E la paziente con la quale stai parlando (ah si perché una di quelle al telefono sono io, non nascondiamolo) è naturalmente quella che poco prima ti ha detto “sono nelle tue mani”, come se io fossi un cazzo di chirurgo stile Grey’s Anatomy, quando ovviamente non lo sono e stiamo semplicemente parlando del suo endometrio, e diograzie io non sono dentro il suo utero quindi non ho la più pallida idea di come la sua mucosa endometriale supererà il fine settimana.
E mentre parliamo di questo e le colleghe parlano e la paziente mi parla e mi chiede informazioni pure sulla sua donatrice e il colore degli occhi e il colore dei capelli e il gruppo sanguigno e quanti peli ha dentro il naso, io programmo il suo giorno X – scrivo mail al laboratorio, prenoto ovociti, scrivo tutto per benino e poi a lei, alla paziente, alla fine della conversazione, dico il giorno sbagliato.
Così, le dico di prenotarsi un bell’aereo per martedì, anziché lunedì.
Perché questa settimana mi è pesata talmente tanto che manco mi sembra venerdì e ho tutto il fuso spostato in avanti.
Eppure, pur essendo quasi le 17, mi rimane un briciolo di lucidità e prima di spegnere il pc e fare ciaociao a tutti gli ovociti del mondo mi rendo conto dell’errore fatale.

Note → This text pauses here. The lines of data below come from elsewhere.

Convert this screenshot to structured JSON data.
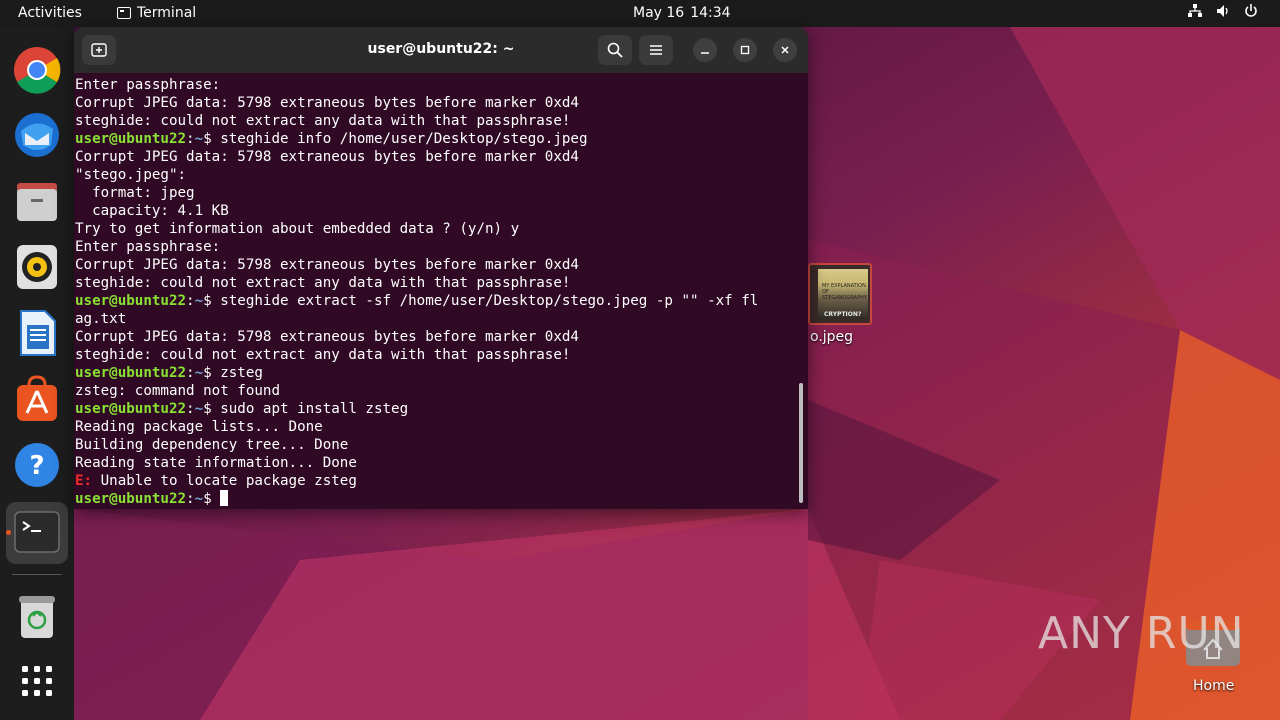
{
  "topbar": {
    "activities": "Activities",
    "app_name": "Terminal",
    "date": "May 16",
    "time": "14:34",
    "tray_icons": [
      "network-icon",
      "volume-icon",
      "power-icon"
    ]
  },
  "dock": {
    "items": [
      {
        "name": "chrome-icon"
      },
      {
        "name": "thunderbird-icon"
      },
      {
        "name": "files-icon"
      },
      {
        "name": "rhythmbox-icon"
      },
      {
        "name": "writer-icon"
      },
      {
        "name": "app-center-icon"
      },
      {
        "name": "help-icon"
      },
      {
        "name": "terminal-icon"
      },
      {
        "name": "trash-icon"
      },
      {
        "name": "show-apps-icon"
      }
    ]
  },
  "desktop": {
    "file_label": "o.jpeg",
    "file_thumb_text": [
      "MY EXPLANATION",
      "OF STEGANOGRAPHY",
      "CRYPTION?"
    ],
    "home_label": "Home",
    "watermark": "ANY RUN"
  },
  "terminal": {
    "title": "user@ubuntu22: ~",
    "prompt_user": "user@ubuntu22",
    "prompt_sep": ":",
    "prompt_path": "~",
    "prompt_dollar": "$",
    "lines": [
      {
        "kind": "out",
        "text": "Enter passphrase:"
      },
      {
        "kind": "out",
        "text": "Corrupt JPEG data: 5798 extraneous bytes before marker 0xd4"
      },
      {
        "kind": "out",
        "text": "steghide: could not extract any data with that passphrase!"
      },
      {
        "kind": "cmd",
        "text": " steghide info /home/user/Desktop/stego.jpeg"
      },
      {
        "kind": "out",
        "text": "Corrupt JPEG data: 5798 extraneous bytes before marker 0xd4"
      },
      {
        "kind": "out",
        "text": "\"stego.jpeg\":"
      },
      {
        "kind": "out",
        "text": "  format: jpeg"
      },
      {
        "kind": "out",
        "text": "  capacity: 4.1 KB"
      },
      {
        "kind": "out",
        "text": "Try to get information about embedded data ? (y/n) y"
      },
      {
        "kind": "out",
        "text": "Enter passphrase:"
      },
      {
        "kind": "out",
        "text": "Corrupt JPEG data: 5798 extraneous bytes before marker 0xd4"
      },
      {
        "kind": "out",
        "text": "steghide: could not extract any data with that passphrase!"
      },
      {
        "kind": "cmd",
        "text": " steghide extract -sf /home/user/Desktop/stego.jpeg -p \"\" -xf fl"
      },
      {
        "kind": "out",
        "text": "ag.txt"
      },
      {
        "kind": "out",
        "text": "Corrupt JPEG data: 5798 extraneous bytes before marker 0xd4"
      },
      {
        "kind": "out",
        "text": "steghide: could not extract any data with that passphrase!"
      },
      {
        "kind": "cmd",
        "text": " zsteg"
      },
      {
        "kind": "out",
        "text": "zsteg: command not found"
      },
      {
        "kind": "cmd",
        "text": " sudo apt install zsteg"
      },
      {
        "kind": "out",
        "text": "Reading package lists... Done"
      },
      {
        "kind": "out",
        "text": "Building dependency tree... Done"
      },
      {
        "kind": "out",
        "text": "Reading state information... Done"
      },
      {
        "kind": "err",
        "prefix": "E:",
        "text": " Unable to locate package zsteg"
      },
      {
        "kind": "cmd",
        "text": " "
      }
    ]
  }
}
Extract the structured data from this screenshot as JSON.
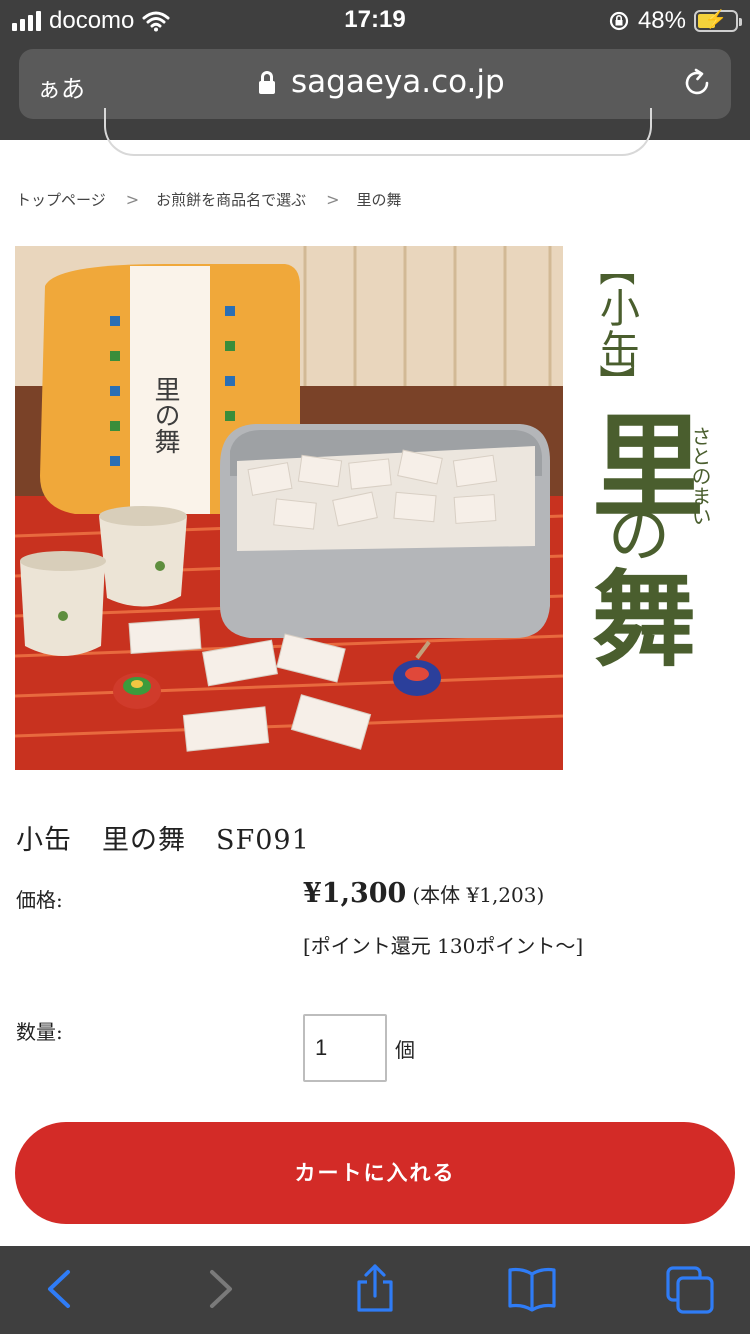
{
  "status_bar": {
    "carrier": "docomo",
    "time": "17:19",
    "battery_percent": "48%",
    "battery_level": 0.48,
    "icons": [
      "signal-bars-icon",
      "wifi-icon",
      "rotation-lock-icon",
      "battery-charging-icon"
    ]
  },
  "browser": {
    "text_size_label": "ぁあ",
    "url": "sagaeya.co.jp",
    "icons": [
      "lock-icon",
      "reload-icon",
      "back-icon",
      "forward-icon",
      "share-icon",
      "bookmarks-icon",
      "tabs-icon"
    ]
  },
  "breadcrumb": {
    "items": [
      "トップページ",
      "お煎餅を商品名で選ぶ",
      "里の舞"
    ]
  },
  "product": {
    "name_part1": "小缶",
    "name_part2": "里の舞",
    "code": "SF091",
    "price_label": "価格:",
    "price": "¥1,300",
    "price_excl_tax": "(本体 ¥1,203)",
    "points": "[ポイント還元 130ポイント〜]",
    "quantity_label": "数量:",
    "quantity_value": "1",
    "quantity_unit": "個",
    "add_to_cart_label": "カートに入れる",
    "logo": {
      "bracket_open": "【",
      "size": "小缶",
      "bracket_close": "】",
      "name": "里の舞",
      "reading": "さとのまい"
    }
  },
  "colors": {
    "system_bar": "#3f3f3f",
    "cart_button": "#d32b27",
    "logo_green": "#4a5e2e",
    "ios_blue": "#2f7cf6"
  }
}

E mi tocca richiamare la fiduciosa paziente con la coda tra le gambe, e spinta dalla tachicardia inizio pure il discorso con un confortante “signora non mi uccida” pronta a confessarle che stavo per mandare all’aria il giorno del suo concepimento e sperando dentro di me che non abbia già prenotato il suo volo. Niente, sono queste figure di merda e la consapevolezza che non potrò mai essere un chirurgo nemmeno fra 100 generazioni darwiniane che inaugurano il mio fine settimana.
E quindi mi chiedo, cosa voglio? E perché il grafico di cui sopra non contempla l’opzione “no kids no work“?
Che l’unico di cui ho bisogno ora è di non pensare al work né tantomeno ai kids in itinere di pazienti che “sono nelle mie mani”.
Se non ci vuoi entrare tu nell’utero della paziente ci posso entrare io. Faccio un sondaggio tipo. Ci mando un rover o una sonda. Ma solo se è gnocca però.
ahahaha ecco perché a lavoro non ho colleghi maschi 😀
[comunque era pure gnocca]
Giulia hai trovato un amico. La tua paziente è nelle tue mani non puoi lasciarla senza sonda endouterina….
Sai quante volte mi sveglio di notte e mi chiedo ‘ma avró corretto il potassio a tizio, avrò controllato il dosaggio di quello a caio’? E in fondo è questo essere coscienziosi.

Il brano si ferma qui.